When a lender requires an equity injection under the terms of the SBA loan the lender is extending, it is imperative that the lender ensures that it is properly documenting the equity injection in accordance with SBA loan program requirements. In the event of an early default loan (one that defaults within the first 18 months) a lender’s failure to properly document the equity injection to show that the funds were injected prior to loan disbursement will typically result in a recommendation for a full denial of the SBA guaranty.
The SOP 50 10 5(I) states, ” Lenders must verify the injection prior to disbursing loan proceeds and must maintain evidence of such verification in their loan files.” 13 CFR §120.150. This requires that lender have a copy of the check or the wire evidencing that the equity was actually injected into the business and evidence that the form of payment was processed; copies of statements from the account(s) from which the funds came for the prior two months showing that the funds were available (and the source of any funds deposited into such account); and a subsequent statement of the borrower’s account showing that the funds were deposited into the business account or a copy of the settlement statement showing that the funds were used at closing. In the case of a gift, then a gift letter must be obtained and retained in the loan file, along with copies of account statements showing the source and transfer of the gifted funds to the borrower before disbursing the loan proceeds.

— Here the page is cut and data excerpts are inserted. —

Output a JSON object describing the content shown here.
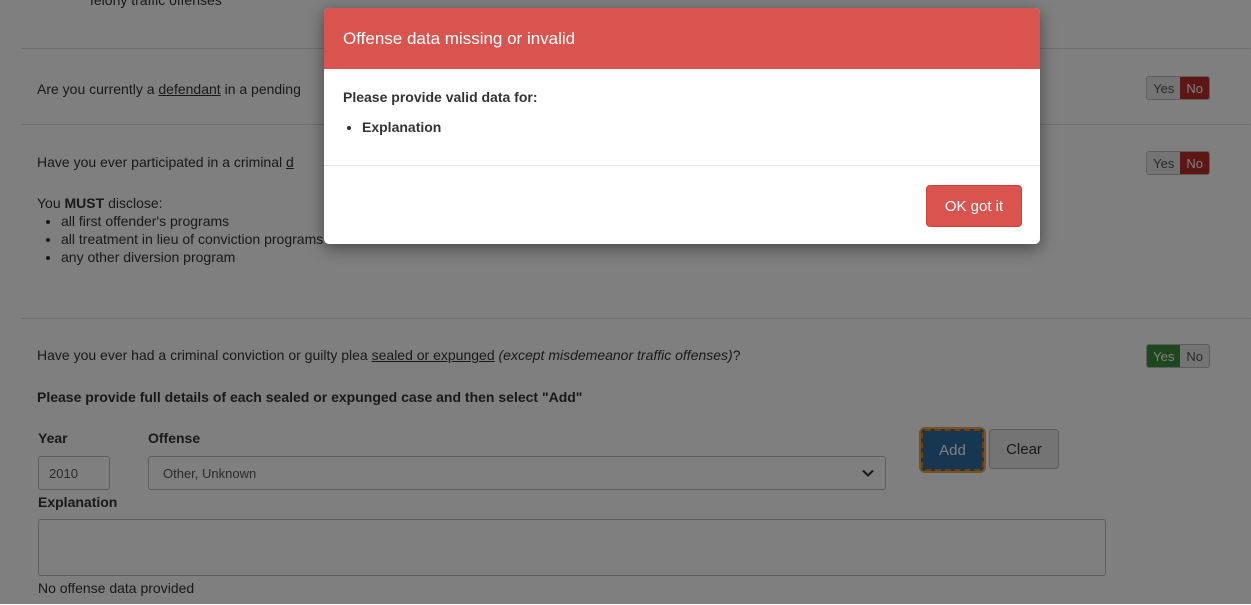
{
  "top_snippet": "felony traffic offenses",
  "questions": [
    {
      "text_before": "Are you currently a ",
      "link": "defendant",
      "text_after": " in a pending",
      "yes": "Yes",
      "no": "No",
      "selected": "No"
    },
    {
      "text_before": "Have you ever participated in a criminal ",
      "link": "d",
      "text_after": "",
      "yes": "Yes",
      "no": "No",
      "selected": "No"
    },
    {
      "text_before": "Have you ever had a criminal conviction or guilty plea ",
      "link": "sealed or expunged",
      "italic": "(except misdemeanor traffic offenses)",
      "text_after": "?",
      "yes": "Yes",
      "no": "No",
      "selected": "Yes"
    }
  ],
  "disclose": {
    "prefix": "You ",
    "must": "MUST",
    "suffix": " disclose:",
    "items": [
      "all first offender's programs",
      "all treatment in lieu of conviction programs",
      "any other diversion program"
    ]
  },
  "sealed_section": {
    "instruction": "Please provide full details of each sealed or expunged case and then select \"Add\"",
    "year_label": "Year",
    "offense_label": "Offense",
    "year_value": "2010",
    "offense_value": "Other, Unknown",
    "add_label": "Add",
    "clear_label": "Clear",
    "explanation_label": "Explanation",
    "no_data": "No offense data provided"
  },
  "modal": {
    "title": "Offense data missing or invalid",
    "message": "Please provide valid data for:",
    "fields": [
      "Explanation"
    ],
    "ok_label": "OK got it"
  },
  "colors": {
    "danger": "#d9534f",
    "primary": "#2e6da4",
    "success": "#3e8f3e",
    "no_active": "#b92c28"
  }
}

In general, it is critical that lenders can document equity injection from settlement all the way back to its source. This may necessitate requiring additional documentation in order to properly trace the funds. If the lender is missing documentation evidencing the existence and source f the equity, then a rebuttable presumption arises that the failure to properly document the equity injection was the cause of the failure of the business and the default on the loan. Documentation deficiencies can quickly turn into a serious situation for lenders in the event that their SBA loan defaults early. Accordingly, lenders should be rigorous in their due diligence to ensure that their proof of equity injection complies with SBA’s requirements.
Additionally, Lenders should conduct a post closing compliance review for each closing file as soon after the loan has closed to ensure that they have full copies of bank statements for all involved bank accounts and copies of all wires and/or checks. A timely post closing review will maximize the likelihood that any documentation deficiencies can be corrected and that the lender will be able to present a complete and compliant guaranty purchase package to the SBA.